Introduce peer checkpoints so CouchDB can safely remove deleted documents entirely #5558

rnewson · 2025-06-04T15:13:49Z

Overview

Apache CouchDB retains some information (at minimum, doc id, doc revision tree and a deleted flag) for all deleted documents forever, in order that replication is guaranteed to converge. This is excessively pessimistic and we would like to improve matters.

This PR introduces a number of changes to achieve its goal;

database shards (.couch files under shards/ directory) gained an additional header property called drop_seq. Once set to a positive, non-negative integer, any deleted document with a lower update sequence is skipped entirely at next compaction.
The notion of a peer checkpoint document. These are all local docs and their ids must have prefix `_local/peer-checkpoint-'.
All indexers (mrview, search, nouveau) and the replicator have been taught to create and update peer checkpoints with the update sequence they have seen at appropriate times (i.e, after they have made every effort to commit the changes they've seen to durable storage).
A new endpoint POST /$dbname/_update_drop_seq which gathers information about the shards of the database, update sequences from all peer checkpoint documents, and the internal shard sync documents, and computes the drop_seq for each shard, and then sends RPC requests to those databases to update the drop_seq.

Testing recommendations

There are some simple tests in the eunit and elixir suites which will be run via the normal Makefile targets.

Additionally there is a stateful property-based test that exercises the code more comprehensively which can be started with make elixir-cluster. This will start a 3 node cluster with nouveau server running and perform random permutations of all relevant operations that could alter which deleted documents are dropped (making docs, deleting docs, creating indexes, creating and updating peer checkpoints, splitting shards).

Related Issues or Pull Requests

N/A

Checklist

Code is written and works correctly
Changes are covered by tests
Any new configurable parameters are documented in rel/overlay/etc/default.ini
[TODO] Documentation changes were made in the src/docs folder
Documentation changes were backported (separated PR) to affected branches

iilyak · 2025-06-18T17:46:05Z

src/couch/src/couch_bt_engine.erl

+increment_drop_count(#st{header = Header} = St, Inc) when is_integer(Inc), Inc >= 0 ->
+    CurrentDropCount = get_drop_count(St),
+    NewSt = St#st{
+        header = couch_bt_engine_header:set(Header, [{drop_count, CurrentDropCount + Inc}]),


get_drop_count/1 is implemented in terms of couch_bt_engine_header:get/2 which uses undefined as default value. An attempt to do undefined + Inc would cause an exception.
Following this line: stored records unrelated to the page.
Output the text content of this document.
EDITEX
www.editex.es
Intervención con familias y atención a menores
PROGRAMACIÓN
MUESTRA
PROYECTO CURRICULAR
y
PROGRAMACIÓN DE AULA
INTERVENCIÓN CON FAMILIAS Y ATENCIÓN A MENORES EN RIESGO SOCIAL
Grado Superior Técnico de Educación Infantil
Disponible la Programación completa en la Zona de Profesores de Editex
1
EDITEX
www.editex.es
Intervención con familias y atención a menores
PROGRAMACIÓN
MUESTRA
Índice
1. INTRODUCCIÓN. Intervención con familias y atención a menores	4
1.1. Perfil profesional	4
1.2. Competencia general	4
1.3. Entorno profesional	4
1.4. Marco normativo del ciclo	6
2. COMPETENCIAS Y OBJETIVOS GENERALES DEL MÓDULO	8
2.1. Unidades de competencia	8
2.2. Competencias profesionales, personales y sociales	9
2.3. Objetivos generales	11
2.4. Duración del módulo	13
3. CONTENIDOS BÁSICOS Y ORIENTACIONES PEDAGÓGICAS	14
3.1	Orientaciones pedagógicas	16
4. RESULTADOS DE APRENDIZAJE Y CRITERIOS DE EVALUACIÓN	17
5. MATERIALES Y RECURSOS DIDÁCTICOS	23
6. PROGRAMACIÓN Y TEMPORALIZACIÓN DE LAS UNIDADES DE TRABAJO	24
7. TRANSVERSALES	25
Which would terminate the compaction process. I don't know whether we can have a state where the drop_count is not present in the header when we are calling the increment_drop_count.
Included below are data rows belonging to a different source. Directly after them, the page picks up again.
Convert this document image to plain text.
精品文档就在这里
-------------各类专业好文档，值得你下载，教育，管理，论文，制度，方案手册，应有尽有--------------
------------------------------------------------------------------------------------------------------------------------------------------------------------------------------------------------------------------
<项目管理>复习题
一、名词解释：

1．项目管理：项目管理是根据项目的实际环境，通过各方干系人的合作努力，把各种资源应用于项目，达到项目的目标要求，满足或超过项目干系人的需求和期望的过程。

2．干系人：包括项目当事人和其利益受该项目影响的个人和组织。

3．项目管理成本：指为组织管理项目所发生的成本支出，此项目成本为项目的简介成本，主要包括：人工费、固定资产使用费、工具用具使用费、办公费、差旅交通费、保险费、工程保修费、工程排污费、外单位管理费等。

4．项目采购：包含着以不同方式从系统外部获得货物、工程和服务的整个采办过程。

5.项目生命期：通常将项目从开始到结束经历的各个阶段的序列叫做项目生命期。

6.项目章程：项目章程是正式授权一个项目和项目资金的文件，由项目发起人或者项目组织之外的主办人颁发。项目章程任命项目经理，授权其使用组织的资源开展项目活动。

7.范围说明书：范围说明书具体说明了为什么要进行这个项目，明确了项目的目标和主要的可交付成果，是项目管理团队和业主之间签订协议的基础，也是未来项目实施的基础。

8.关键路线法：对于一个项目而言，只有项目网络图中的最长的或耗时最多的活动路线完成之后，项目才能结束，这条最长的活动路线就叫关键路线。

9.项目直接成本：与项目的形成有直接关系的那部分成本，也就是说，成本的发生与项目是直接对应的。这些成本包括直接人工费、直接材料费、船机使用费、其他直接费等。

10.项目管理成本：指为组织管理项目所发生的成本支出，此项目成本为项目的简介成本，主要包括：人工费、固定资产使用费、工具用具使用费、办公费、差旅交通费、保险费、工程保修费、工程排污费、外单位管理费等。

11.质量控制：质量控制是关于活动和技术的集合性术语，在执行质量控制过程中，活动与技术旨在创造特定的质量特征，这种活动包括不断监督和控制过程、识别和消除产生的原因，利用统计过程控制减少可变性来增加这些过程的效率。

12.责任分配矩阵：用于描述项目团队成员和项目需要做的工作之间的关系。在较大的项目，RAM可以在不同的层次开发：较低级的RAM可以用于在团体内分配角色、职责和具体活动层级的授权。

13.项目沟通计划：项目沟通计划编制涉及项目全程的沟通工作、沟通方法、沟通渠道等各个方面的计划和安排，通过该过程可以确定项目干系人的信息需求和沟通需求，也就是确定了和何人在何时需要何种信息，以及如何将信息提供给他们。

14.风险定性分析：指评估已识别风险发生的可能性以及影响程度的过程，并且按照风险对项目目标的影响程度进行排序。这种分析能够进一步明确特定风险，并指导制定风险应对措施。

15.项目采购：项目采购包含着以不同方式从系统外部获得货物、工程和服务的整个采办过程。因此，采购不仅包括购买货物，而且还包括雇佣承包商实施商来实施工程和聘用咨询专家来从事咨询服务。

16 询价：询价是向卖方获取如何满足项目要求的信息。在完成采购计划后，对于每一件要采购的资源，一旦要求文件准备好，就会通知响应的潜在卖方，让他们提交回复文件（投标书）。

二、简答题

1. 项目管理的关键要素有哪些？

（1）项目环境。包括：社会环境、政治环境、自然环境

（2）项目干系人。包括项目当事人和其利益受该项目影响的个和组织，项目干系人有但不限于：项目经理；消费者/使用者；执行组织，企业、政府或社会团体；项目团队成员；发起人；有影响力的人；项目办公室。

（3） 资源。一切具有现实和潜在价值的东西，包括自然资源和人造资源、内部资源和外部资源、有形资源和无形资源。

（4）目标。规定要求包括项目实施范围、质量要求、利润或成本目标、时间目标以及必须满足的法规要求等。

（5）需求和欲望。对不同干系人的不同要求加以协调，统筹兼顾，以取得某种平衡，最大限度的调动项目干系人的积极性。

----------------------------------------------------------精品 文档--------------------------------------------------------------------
thanks, have been focused on drop seq itself for too long and neglected upgrade implications. will fix.

we call upgrade on the header as we open so drop_seq/count get filled in as 0. Experimentally I have confirmed this with 1) on main, create a database 2) switch to this branch 3) GET /dbname shows drop_count of 0 (and not a crash from trying to do undefined + undefined.
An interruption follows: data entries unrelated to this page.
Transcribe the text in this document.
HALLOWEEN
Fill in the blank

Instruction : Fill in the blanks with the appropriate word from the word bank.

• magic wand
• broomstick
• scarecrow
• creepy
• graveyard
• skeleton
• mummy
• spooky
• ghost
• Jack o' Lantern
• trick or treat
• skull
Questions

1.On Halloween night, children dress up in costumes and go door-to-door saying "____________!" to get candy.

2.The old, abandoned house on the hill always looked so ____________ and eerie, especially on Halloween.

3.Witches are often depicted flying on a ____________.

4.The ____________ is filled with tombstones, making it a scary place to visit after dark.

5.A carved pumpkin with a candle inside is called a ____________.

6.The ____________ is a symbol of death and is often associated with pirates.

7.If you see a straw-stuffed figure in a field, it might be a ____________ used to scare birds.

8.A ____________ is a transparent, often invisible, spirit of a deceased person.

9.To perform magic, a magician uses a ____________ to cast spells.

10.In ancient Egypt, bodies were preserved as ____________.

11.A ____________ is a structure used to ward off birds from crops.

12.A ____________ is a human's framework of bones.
iilyak · 2025-06-18T18:48:48Z

src/couch_mrview/src/couch_mrview_index.erl

@@ -210,7 +215,17 @@ finish_update(State) ->

 commit(State) ->
    Header = {State#mrst.sig, couch_mrview_util:make_header(State)},
-    couch_file:write_header(State#mrst.fd, Header).
+    ok = couch_file:sync(State#mrst.fd),


I understand why you do the sync here before and after. Although it feels like we are breaking the abstraction boundaries (and bypassing ioq). The decision to do sync belongs to couch application or more specifically to the storage engine. As we do in couch_bt_engine:commit_data/1.
Unfortunately we don't have something like it for indexes.
So I was thinking maybe we should update couch_file to keep the old header checksum in the state. The checksum is a prefix of the header so it is easy to get access to (we need to know the size of the checksum though). However maintaining the Checksum to be able to bypass the IO is just one side of the coin. The other is the need to wrap the write_header in two sync calls to do a commit. This is where I stopped my train of thought. Because we would need to be able to pass the NeedsCommit flag.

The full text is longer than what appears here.